Demographic change
- Elderly population grows while total population declines

Elderly population will be increased continuously until 2030

Japan is called “declining population society”. After peaking in 2004, the country’s total population has been decreasing. However, the elderly population (people over the age of 65) is expected to grow continuously until around 2030 (Fig. 1-1). Therefore, the senior market is certainly growing. However, the dynamics of the market are not as simple as those in earlier high-growth period. You need to be thoughtful if you launch a business targeting ageing boomers or seniors. Otherwise you will never success your business.

Fig. 1-1 Trends in the Japanese population

Source: by 2005 Census Statistics Bureau “National Census Survey”; by 2007 Statistics Bureau," Population Estimates (annual) "; after 2010 the National Institute of Population and Social Security," Population Projections for Japan (December 2006 estimate)”

Many structural changes in markets are to be expected as the age ratio increases in mid- and long-term

Japan’s age ratio (the percentage of the population over 65 vs. total population) is expected to increase rapidly (Fig. 1-2). The population over age 65 in 2030 is expected to be 36.67 million, which is 31.8% of total population according to the projections by the National Institute of Population and Social Security (December 2006). Meanwhile, the working-age population (from age 18 to 64 years) is expected to be 67.4 million, which is 58.5 % of total population. This means that only 58.5 % of working-age population must support the 31.8 percent of the population that is elderly.
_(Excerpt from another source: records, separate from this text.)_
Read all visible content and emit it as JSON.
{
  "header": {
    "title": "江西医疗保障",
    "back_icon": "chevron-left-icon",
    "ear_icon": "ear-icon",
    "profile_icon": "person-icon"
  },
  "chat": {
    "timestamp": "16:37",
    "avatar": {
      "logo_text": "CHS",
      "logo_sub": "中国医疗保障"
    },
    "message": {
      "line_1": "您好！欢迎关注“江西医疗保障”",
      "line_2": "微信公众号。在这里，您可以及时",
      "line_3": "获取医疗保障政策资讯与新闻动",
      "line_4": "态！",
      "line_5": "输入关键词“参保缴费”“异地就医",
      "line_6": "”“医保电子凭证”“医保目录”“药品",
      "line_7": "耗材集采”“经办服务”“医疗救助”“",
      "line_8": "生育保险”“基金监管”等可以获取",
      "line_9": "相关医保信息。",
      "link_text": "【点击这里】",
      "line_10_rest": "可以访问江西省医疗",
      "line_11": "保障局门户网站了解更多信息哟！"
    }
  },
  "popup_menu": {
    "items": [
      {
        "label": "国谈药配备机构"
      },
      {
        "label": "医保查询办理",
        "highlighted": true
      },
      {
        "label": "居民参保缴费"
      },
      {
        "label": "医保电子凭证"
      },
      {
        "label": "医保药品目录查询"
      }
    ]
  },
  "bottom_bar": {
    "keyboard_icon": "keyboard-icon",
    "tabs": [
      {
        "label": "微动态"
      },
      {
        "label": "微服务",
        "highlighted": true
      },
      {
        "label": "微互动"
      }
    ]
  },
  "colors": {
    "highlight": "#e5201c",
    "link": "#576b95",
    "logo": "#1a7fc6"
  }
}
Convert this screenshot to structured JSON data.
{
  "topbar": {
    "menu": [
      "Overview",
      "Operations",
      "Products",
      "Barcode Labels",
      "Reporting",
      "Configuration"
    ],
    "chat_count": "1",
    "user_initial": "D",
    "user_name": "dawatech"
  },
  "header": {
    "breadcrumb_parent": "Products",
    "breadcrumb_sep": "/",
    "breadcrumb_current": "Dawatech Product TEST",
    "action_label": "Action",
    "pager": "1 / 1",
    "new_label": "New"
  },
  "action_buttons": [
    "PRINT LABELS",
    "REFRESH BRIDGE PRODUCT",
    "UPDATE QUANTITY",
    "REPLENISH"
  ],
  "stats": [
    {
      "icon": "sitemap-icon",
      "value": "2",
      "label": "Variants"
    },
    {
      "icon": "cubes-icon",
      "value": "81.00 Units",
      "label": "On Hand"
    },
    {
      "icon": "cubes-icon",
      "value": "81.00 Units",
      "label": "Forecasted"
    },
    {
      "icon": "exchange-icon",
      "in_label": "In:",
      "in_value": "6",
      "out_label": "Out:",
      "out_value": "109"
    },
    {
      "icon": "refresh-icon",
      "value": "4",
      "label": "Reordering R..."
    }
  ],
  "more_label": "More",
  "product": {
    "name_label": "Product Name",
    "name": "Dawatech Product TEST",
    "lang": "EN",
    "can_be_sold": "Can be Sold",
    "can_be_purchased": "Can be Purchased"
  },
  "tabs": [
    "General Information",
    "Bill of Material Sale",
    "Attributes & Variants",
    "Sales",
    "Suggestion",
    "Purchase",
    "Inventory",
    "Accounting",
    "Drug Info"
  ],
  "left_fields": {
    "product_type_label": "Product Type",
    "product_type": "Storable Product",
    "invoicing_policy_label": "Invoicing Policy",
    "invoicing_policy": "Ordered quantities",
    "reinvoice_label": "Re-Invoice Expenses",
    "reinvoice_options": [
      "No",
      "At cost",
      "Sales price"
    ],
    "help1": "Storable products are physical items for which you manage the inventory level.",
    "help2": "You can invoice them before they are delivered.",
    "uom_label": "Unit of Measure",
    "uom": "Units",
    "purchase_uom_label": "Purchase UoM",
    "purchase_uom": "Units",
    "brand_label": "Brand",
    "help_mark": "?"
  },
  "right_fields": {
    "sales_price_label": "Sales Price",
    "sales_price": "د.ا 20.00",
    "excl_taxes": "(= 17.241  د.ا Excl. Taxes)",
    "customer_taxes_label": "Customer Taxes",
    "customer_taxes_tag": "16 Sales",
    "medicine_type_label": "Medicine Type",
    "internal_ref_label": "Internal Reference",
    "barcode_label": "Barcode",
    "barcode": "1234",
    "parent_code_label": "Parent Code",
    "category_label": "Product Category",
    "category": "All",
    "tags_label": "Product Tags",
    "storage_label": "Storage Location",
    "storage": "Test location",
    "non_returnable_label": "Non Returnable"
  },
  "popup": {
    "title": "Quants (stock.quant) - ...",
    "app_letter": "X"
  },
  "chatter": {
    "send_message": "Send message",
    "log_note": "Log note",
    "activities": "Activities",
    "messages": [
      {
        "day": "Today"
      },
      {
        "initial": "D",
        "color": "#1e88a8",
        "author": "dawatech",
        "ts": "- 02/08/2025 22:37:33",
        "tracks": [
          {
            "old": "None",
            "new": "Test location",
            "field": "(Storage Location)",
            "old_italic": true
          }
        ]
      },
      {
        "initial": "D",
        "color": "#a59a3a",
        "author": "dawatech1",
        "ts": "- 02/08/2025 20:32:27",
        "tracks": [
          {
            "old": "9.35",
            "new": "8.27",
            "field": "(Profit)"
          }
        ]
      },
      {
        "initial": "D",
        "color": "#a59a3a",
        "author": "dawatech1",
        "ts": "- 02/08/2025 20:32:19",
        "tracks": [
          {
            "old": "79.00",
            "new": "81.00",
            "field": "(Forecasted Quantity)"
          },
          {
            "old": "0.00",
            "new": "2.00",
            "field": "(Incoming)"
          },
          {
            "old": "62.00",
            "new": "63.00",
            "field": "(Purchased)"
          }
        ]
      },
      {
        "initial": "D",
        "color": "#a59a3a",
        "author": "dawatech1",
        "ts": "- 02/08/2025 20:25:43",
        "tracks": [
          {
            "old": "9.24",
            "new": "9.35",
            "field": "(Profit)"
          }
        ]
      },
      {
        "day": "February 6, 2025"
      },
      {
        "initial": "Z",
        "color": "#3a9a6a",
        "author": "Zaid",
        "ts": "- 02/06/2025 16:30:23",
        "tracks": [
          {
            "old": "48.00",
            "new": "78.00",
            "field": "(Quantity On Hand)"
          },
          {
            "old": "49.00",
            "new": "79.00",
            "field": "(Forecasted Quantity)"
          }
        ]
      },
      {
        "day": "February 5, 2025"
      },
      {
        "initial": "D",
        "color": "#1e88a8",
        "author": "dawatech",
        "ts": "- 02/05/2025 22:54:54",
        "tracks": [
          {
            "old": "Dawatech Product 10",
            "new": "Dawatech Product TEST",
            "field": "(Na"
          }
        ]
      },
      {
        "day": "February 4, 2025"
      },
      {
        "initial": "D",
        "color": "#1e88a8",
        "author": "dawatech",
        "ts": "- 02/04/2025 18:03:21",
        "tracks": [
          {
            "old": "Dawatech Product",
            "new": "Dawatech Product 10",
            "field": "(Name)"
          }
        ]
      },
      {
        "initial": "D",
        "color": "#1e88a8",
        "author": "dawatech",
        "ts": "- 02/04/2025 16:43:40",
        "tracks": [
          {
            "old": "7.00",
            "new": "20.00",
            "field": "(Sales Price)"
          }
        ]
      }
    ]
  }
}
It goes without saying that we need fundamental reform of the social security system before reaching this state.

Fig. 1-2 Percentage changes in elderly population

Source: Census, Population Projections for Japan (National Institute of Population and Social Security Research)

The policies of the current Democratic Party (DP) administration are the opposite of the Liberal Democratic Party’s after Koizumi’s reforms. The DP has tried to promote the growth of public sector and to compensate for the lack of tax revenue by issuing government bonds.

However, since S & P, a rating agency, downgraded the government’s bonds because of increased risk, issuing more bonds will be very difficult. Therefore, further expansion of the public sector through higher taxes also seems impossible. I do not think increasing the consumption tax can be achieved easily since the people have deep-seated feelings of antipathy toward higher taxes.

Given this situation, any party that takes power in the future will be forced to transfer public sector activities to the private sector. This is in order to increase management efficiency and revenue in many areas. Thus, expansion of private sectors is expected to continue in many markets in the mid- and long-term. This means an increase of business opportunities for private sectors.